For the lessee, the lease must meet just one of the four conditions to capitalize.
Ownership transfers at the end of the lease.
Written option for bargain purchase
Ninety Percent rule: The PV of the lease payments is > 90% of the FV of the leased property.
Seventy Five Percent Rule: The Lease term is > 75% of the assets economic life.
OWNS
True or False: The lessee records the lease as an asset and a liability at the lower (lesser) of the FMV of the asset at the inception of the lease, or cost (PV of the minimum lease payments).
True
Lease should be depreciated (amortized) over the lease term if the lessee does not take ownership of the asset by the end of the lease or if there is not a bargain purchase option.
True or False: If the PV of the minimum lease payments amounts to 88% of the FV of the asset, the lease would be classified as an operating lease under US GAAP and would most likely be classified as a finance lease under IFRS. Under IFRS, a lease is classified as a finance lease if the PV of the minimum lease payments amounts to at least substantially all of the FV of the leased asset. An argument could be made that 88% is “at least substantially all of the FV of the asset”
True
Under IFRS, initial direct costs must be (added or subtracted) to the finance lease asset at lease inception?
Added
Th lease would be recorded using the following JE:
DR: Finance Lease Asset
CR: Finance Lease Obligation
CR: Cash (initial direct cost)
The finance lease would then be amortized over the lease term/useful life.
If the question asks for the asset balance, it is important to remember that the only transaction that reduces the asset value is depreciation.
The lessee will capitalize the lease (due to the transfer of title) and will incur both depreciation and interest expense. The lessor will earn and book interest income when the payments from the lessee are received. (true or false)
True
The lessor will remove the asset from its book at the inception of the lease and will not depreciate the asset.
Lessors recording a lease receivable for a direct-financing lease should include the minimum lease payments PLUS any residual value. (true or false)

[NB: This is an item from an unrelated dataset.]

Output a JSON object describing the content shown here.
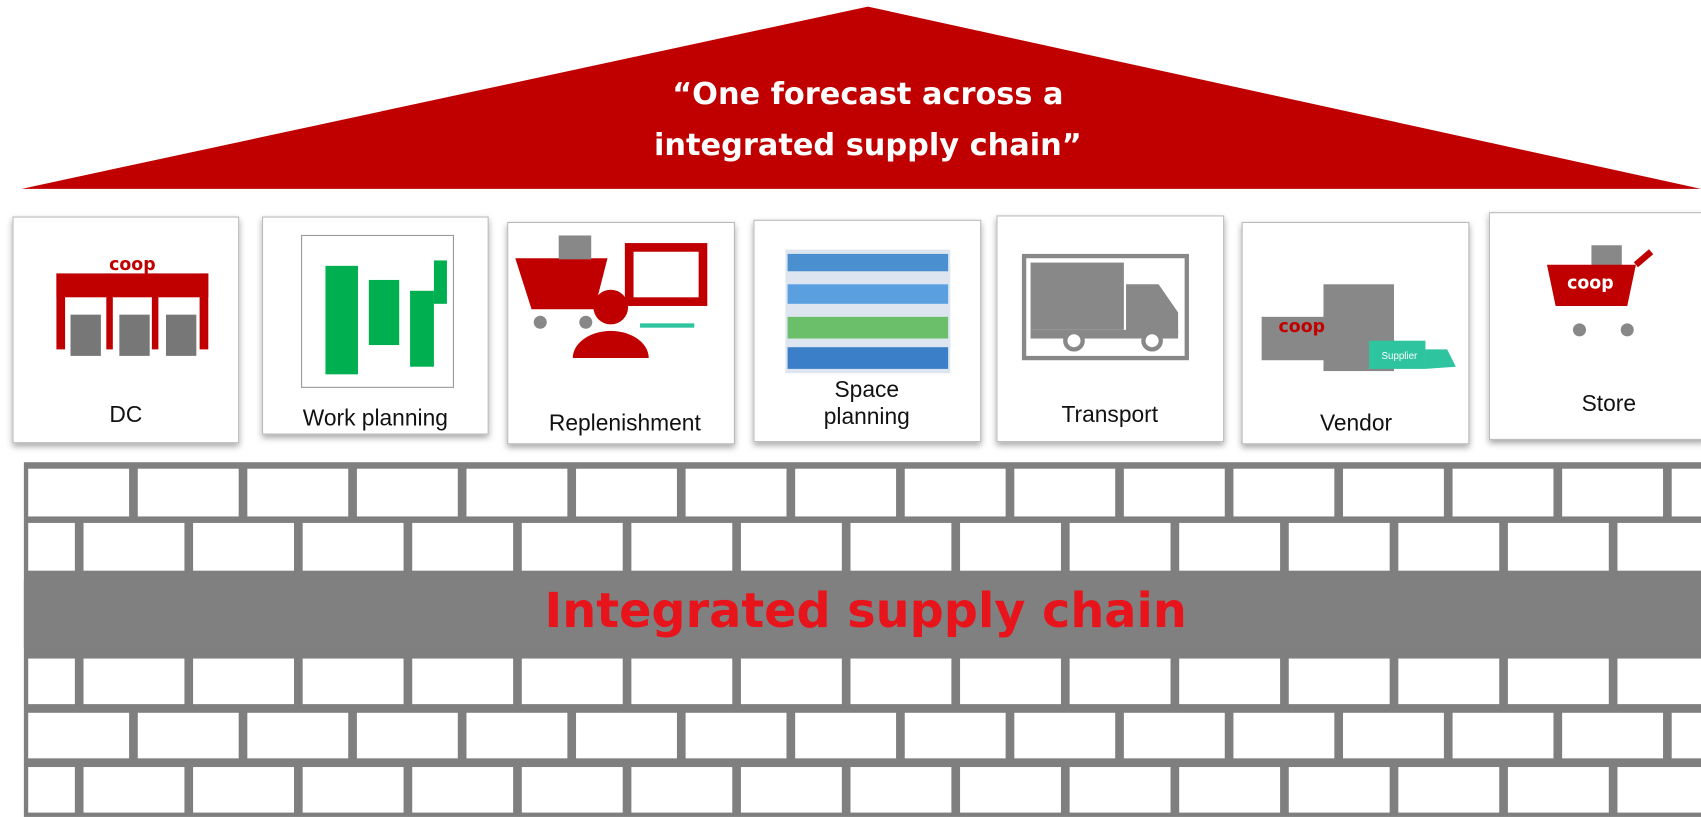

True, the reason for this is because the lessor can also expect to collect this residual value from the lessee at the culmination of the lease.
Executory costs, like insurance, taxes, and maintenance, are always recorded separately and do not affect the computation of the minimum lease payments nor the lease receivable.
If a lease includes a bargain purchase option, it would be depreciated over what?
Its useful life of the equipment instead of the lease term.
If a question gives you the FV of the equipment going to be leased as well as the PV of the lease payments and the PV of the purchase option, would you take the lesser of the FV of the equipment to the PV of the lease payments only?
No, You would add the PV of both the lease payments and the purchase option and take the lesser of that or the FV of the equipment.
True or False: For a capital (finance) lease, the minimum lease payment is allocated between principal and interest rate inherent in the lease. The portion allocated to principal reduces the remaining capital lease liability. The process is similar to a home mortgage.